As a data center, Data Cave has a lot of equipment. (A lot of interesting bits have been discussed on this blog.) All of it is constantly being monitored and measured by a number of different software programs, including open source favorites like Nagios, Cacti, and SNMPTT. If problem is encounterd, alerts will be raised to notify us of the issue. We have built devices that monitor “dumb” equipment, and integrate them into our systems, and we also have “smart” equipment that can alert us to problems on their own. Some subsystems have their own alerting mechanisms entirely, that we have made to cooperate with our own.
Typically, these kinds of systems will send their notifications via email. It’s the common denominator. However, almost everyone is carrying smart phones these days, and prefers getting a text message instead of an email. Even for technical folks who carry smart phones that are integrated with their email systems, text messages are usually quicker and more efficient.
Enter ComHub. It’s Data Cave’s web application, based on Ruby on Rails, designed to work around these limitations. It can receive messages in any number of ways, make decisions on who needs to be alerted, and then send notifications via several different methods, as appropriate.
Once in the system, recipients are processed, time windows are queried, subscriptions to keywords are checked, filters are referenced, and notifications are sent out. This is where ComHub really shines. Using a service like Twilio to deliver messages to cell phones, ComHub has a direct link to the cell network.

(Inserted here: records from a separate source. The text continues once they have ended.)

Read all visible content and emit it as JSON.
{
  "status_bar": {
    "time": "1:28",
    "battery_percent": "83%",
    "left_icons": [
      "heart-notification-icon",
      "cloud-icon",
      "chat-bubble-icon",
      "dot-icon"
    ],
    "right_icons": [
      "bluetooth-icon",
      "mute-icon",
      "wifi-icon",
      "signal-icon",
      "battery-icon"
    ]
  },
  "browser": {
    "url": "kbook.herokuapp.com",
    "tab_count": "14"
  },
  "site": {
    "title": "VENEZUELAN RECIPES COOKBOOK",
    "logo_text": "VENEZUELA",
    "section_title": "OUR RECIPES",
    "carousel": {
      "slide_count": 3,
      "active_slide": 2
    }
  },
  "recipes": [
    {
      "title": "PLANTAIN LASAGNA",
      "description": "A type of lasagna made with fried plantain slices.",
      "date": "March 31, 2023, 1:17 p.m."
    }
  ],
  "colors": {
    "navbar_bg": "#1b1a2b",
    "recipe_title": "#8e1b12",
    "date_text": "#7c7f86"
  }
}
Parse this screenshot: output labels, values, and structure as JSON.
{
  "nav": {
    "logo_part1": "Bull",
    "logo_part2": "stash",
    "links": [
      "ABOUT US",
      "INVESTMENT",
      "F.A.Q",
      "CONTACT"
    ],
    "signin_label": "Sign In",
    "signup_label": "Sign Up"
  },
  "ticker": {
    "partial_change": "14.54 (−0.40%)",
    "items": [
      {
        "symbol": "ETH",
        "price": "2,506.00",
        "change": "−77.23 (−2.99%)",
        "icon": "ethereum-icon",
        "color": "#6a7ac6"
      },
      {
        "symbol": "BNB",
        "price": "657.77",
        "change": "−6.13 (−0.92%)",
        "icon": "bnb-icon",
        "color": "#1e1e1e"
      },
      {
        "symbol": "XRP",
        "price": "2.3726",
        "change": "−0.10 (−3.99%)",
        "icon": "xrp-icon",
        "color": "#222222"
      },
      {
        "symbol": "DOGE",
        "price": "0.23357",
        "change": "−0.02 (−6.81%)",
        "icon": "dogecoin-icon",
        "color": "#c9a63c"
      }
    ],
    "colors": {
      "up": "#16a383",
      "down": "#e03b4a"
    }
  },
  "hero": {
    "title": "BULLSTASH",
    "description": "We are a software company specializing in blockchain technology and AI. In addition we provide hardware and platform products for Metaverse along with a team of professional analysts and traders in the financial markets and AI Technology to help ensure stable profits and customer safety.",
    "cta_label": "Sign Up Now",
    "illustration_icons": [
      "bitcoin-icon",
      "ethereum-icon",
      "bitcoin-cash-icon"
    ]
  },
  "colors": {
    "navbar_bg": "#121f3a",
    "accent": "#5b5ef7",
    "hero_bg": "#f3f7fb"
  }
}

ComHub routes messages from multiple subsystems, throttles messages if we have cascading failure, and even sends acknowledgements back to originating systems. In the usual workflow, email can be avoided entirely, though it is used as a backup. Though there are rough edges, and tons of ideas to implement, we are using it in production right now, and have made it available as open source software. You can download a copy from GitHub.
ComHub’s integration with all of our other systems means nothing of interest happens inside Data Cave without multiple people knowing about it. If anything needs our attention, we can respond immediately, usually from wherever we happen to be.
We take our monitoring seriously.